Labor Shortages and Resource Allocation

One of the most significant obstacles to boosting housing investment is the shortage of workers. This issue is exacerbated by the “crowding out” effect, where massive public infrastructure projects absorb a significant portion of the available building resources. The competition for labor and materials between public and private projects makes it difficult to ramp up housing construction as needed.

Initiatives to Address Labor Shortages:

  • $90.6 million to boost the number of construction workers, with $88.8 million for 20,000 additional Fee-Free TAFE training places.
  • The government is capping international student numbers and requiring universities to build more student housing if they want to increase their foreign enrollments.

The Role of the Private Sector

Despite government programs, the private sector’s ability to manage and execute projects is crucial.

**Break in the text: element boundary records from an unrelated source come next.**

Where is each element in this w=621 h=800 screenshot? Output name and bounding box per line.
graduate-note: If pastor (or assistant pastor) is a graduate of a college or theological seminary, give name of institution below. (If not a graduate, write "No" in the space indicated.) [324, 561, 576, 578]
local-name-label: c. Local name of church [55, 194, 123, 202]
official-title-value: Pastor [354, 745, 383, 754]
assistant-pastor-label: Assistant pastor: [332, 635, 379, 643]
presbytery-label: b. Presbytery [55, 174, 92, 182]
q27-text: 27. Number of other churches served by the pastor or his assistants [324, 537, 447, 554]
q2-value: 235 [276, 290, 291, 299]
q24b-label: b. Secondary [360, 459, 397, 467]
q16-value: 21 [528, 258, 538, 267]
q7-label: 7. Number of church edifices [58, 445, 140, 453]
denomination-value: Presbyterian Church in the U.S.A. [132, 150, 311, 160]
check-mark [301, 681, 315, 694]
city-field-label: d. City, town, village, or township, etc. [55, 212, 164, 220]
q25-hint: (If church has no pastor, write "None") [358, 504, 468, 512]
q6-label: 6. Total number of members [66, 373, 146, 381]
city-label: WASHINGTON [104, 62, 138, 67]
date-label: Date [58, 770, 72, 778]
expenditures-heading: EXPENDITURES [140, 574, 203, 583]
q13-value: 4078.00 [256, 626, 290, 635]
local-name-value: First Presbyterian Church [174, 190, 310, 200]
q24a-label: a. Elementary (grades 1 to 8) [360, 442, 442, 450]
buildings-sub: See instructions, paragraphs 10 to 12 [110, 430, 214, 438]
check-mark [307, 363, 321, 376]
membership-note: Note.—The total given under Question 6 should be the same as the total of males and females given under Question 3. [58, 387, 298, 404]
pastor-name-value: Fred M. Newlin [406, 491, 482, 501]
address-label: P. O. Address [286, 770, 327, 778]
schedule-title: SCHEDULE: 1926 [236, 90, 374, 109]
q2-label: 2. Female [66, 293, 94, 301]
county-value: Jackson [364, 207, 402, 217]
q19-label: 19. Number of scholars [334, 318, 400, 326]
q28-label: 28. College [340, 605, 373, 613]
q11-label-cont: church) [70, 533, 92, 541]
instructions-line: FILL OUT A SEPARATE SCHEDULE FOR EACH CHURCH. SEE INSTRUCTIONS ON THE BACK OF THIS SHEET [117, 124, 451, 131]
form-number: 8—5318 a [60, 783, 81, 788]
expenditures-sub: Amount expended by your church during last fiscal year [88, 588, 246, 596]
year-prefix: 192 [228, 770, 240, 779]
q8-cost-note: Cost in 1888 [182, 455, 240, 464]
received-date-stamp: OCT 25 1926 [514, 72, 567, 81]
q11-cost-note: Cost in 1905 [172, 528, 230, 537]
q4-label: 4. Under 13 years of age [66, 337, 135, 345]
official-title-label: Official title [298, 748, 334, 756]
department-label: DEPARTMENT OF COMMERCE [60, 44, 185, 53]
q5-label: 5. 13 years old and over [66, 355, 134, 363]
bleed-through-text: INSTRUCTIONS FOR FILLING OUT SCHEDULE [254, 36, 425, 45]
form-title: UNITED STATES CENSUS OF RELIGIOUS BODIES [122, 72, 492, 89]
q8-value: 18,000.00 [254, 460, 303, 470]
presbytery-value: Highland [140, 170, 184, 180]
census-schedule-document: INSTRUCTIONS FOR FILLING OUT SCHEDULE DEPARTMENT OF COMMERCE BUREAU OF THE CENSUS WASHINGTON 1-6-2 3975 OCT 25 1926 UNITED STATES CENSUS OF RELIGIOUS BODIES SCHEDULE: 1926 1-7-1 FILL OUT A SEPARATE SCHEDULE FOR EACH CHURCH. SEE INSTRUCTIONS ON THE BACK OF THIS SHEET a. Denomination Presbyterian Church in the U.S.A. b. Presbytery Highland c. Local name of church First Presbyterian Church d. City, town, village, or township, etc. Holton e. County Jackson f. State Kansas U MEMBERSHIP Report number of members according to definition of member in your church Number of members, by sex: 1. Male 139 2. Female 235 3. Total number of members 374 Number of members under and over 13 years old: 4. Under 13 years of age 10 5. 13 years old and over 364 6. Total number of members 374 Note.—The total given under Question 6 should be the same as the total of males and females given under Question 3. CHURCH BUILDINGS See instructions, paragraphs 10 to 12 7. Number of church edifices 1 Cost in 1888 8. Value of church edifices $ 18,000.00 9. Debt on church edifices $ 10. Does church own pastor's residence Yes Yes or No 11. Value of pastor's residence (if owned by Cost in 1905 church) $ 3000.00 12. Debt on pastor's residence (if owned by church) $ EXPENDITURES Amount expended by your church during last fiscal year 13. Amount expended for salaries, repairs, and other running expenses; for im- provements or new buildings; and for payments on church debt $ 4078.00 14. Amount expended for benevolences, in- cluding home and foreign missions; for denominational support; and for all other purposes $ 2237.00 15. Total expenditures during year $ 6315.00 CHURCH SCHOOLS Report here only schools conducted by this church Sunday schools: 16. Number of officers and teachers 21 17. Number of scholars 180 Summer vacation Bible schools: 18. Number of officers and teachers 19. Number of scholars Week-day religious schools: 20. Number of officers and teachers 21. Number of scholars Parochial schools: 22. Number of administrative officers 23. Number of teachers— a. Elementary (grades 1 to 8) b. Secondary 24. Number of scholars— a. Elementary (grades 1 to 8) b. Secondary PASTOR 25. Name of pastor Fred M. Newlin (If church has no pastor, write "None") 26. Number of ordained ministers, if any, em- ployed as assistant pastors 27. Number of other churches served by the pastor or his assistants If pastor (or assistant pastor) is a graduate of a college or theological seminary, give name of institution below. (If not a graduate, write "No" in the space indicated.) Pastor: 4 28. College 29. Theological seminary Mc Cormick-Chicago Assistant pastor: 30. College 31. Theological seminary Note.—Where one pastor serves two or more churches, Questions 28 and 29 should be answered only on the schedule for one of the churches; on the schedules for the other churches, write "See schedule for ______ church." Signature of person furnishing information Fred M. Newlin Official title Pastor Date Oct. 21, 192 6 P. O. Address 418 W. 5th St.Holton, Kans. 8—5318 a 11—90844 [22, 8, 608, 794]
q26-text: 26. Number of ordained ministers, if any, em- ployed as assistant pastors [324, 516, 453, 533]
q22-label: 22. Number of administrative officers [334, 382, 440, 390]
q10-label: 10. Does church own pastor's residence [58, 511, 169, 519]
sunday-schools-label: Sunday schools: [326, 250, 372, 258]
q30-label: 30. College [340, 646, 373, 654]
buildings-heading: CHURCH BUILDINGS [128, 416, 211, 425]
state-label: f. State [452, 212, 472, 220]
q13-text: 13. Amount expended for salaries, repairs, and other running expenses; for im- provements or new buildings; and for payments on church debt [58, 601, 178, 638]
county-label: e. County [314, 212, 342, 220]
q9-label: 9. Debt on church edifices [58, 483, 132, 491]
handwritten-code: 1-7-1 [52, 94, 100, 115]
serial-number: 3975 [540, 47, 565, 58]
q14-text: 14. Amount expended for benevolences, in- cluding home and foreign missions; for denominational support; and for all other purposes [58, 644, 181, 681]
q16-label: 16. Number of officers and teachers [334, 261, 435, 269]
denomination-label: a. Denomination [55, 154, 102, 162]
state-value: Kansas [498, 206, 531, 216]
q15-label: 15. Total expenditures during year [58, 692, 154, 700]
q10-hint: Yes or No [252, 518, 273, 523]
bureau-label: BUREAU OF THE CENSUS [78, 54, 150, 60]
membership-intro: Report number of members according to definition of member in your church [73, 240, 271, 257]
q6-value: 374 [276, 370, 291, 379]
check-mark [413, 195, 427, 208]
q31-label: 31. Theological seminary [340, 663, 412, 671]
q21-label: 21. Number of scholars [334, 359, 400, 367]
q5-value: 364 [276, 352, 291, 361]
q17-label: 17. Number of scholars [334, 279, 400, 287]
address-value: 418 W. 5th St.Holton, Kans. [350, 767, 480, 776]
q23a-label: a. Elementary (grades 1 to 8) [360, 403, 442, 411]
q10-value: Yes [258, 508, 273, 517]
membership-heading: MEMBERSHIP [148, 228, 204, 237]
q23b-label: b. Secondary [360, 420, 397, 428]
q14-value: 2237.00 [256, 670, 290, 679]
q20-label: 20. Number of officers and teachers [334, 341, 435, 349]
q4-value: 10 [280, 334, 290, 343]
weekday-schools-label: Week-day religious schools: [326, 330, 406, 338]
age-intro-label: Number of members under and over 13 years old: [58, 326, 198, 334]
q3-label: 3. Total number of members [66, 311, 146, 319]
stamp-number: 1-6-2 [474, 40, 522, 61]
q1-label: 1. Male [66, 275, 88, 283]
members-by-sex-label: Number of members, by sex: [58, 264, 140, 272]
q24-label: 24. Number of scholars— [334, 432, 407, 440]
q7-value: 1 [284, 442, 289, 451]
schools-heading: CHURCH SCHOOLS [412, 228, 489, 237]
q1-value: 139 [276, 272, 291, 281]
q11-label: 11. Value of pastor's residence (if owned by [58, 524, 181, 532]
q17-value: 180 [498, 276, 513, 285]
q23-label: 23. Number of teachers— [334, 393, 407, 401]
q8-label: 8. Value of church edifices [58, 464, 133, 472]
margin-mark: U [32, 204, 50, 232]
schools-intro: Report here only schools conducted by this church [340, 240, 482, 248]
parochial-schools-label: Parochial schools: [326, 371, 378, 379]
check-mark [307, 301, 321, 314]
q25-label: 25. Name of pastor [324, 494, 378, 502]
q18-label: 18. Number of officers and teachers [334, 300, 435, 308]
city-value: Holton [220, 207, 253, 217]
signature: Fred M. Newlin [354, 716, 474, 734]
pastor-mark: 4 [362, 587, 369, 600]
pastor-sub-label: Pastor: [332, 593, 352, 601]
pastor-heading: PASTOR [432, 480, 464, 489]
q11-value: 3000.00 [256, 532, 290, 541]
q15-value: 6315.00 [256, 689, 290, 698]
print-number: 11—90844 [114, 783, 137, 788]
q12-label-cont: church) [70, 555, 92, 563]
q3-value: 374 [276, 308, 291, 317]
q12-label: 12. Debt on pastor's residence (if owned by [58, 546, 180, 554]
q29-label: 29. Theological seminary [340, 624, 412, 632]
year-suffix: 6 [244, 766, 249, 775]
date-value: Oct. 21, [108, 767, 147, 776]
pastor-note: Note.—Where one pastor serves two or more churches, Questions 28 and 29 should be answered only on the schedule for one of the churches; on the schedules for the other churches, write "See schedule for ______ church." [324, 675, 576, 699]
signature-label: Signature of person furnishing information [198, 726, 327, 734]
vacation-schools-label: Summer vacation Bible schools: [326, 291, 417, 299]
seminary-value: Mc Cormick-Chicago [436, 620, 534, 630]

Builders, developers, and financiers must find ways to make housing projects financially viable. Currently, only upper-end developments are yielding sufficient margins, which does not address the broader issues of affordability and availability. The federal budget’s impact on the property market, therefore, hinges on the private sector’s response and capacity to deliver.

High Construction Costs

High construction costs continue to be a formidable challenge. This was starkly illustrated by the failed merger between development and building tycoons Tim Gurner and Andrew Roberts. The merger, which could have significantly impacted the housing market, fell through primarily due to insurmountable construction costs.

Innovative Solutions

Despite these challenges, innovative solutions are emerging. Private equity-backed Avid Property Group, for example, is investing heavily in the land lease sector. This housing model, where residents purchase prefabricated homes on rented lots, represents a $1.4 billion portfolio and is poised to address supply issues in a novel way.

Market Dynamics and Capital Growth

At the smaller end of the market, there is an argument that patient investors can still achieve capital growth, even in subdued markets like Melbourne. The extent of undersupply means that properties will likely appreciate over time, offering opportunities for savvy investors.

International and Domestic Players

International players like Singapore’s Frasers Property are capitalizing on Australia’s housing undersupply, positioning themselves to profit from the market dynamics. Meanwhile, home-grown entities like Lendlease face their own challenges. A recent $112 million tax bill over alleged double-dipping on tax benefits has cast a shadow over its operations. Investors are now eagerly awaiting the turnaround plan from CEO Tony Lombardo, set to be unveiled on May 27.


The federal budget’s impact on the property market is multifaceted. While substantial government investment aims to stimulate housing development, real progress depends on resolving labor shortages, managing construction costs, and encouraging private sector participation. Innovative housing models and strategic investments by both local and international players also play crucial roles. As these factors interplay, the true effectiveness of the federal budget in addressing the housing crisis will unfold over time.